Tip: Choose wholegrains, which are lower GI than white grains like rice and pasta, so they’ll keep you feeling full for longer.

The extras

This is where it gets fun. Toss in some nuts (almonds, cashews, walnuts, pine nuts), seeds (sunflower, pumpkin, chia), fruit (blueberries, strawberries, pomegranate seeds, mango, mandarin) or avocado to add delicious flavour, texture and goodness. Get creative and experiment with different combinations.

Tip: Lightly toast a mix of nuts and seeds to bring out their flavour before adding them to your salad.

The dressing

Make your own simple dressings to finish off the salad. Many store-bought dressings and condiments are high in sugar, and you can get just as much flavour with a little olive oil, lemon juice or vinegar, and herbs and spices. For a creamier dressing, you can use a base of Greek yoghurt or avocado.

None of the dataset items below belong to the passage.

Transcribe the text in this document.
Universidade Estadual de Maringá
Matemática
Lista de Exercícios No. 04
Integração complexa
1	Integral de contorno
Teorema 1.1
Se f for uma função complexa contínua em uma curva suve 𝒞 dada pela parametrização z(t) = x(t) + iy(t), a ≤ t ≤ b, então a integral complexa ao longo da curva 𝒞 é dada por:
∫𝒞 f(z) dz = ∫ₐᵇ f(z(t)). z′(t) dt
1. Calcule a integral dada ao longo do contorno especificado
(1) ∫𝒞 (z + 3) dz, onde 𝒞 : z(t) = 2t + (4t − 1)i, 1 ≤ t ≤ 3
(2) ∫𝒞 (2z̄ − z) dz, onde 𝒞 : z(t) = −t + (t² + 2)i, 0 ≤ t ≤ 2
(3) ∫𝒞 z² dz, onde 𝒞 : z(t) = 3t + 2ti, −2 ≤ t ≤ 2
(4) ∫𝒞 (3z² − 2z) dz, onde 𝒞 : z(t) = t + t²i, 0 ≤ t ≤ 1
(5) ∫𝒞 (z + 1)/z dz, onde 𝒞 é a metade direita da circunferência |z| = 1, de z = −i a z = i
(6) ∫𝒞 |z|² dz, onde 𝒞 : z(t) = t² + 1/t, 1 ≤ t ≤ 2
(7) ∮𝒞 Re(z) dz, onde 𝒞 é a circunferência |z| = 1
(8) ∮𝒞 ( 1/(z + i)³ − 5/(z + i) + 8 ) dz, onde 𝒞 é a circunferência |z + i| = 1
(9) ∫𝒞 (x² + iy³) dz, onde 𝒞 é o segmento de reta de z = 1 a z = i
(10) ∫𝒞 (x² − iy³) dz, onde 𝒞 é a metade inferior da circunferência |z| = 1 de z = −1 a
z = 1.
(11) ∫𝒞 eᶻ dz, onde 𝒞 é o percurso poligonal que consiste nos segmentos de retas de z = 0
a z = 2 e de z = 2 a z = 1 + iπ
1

Tip: Play with some of these easy combinations:

  • Balsamic vinegar, olive oil, Dijon mustard and a little salt and pepper.
  • Soy sauce, garlic, ginger, chilli and sesame oil or seeds.
  • Greek yoghurt, Dijon mustard, lemon juice and honey.
  • Fresh basil leaves, olive oil, garlic, lemon juice and pine nuts (all blended with a little water).
  • Tahini, lemon juice, garlic and olive oil.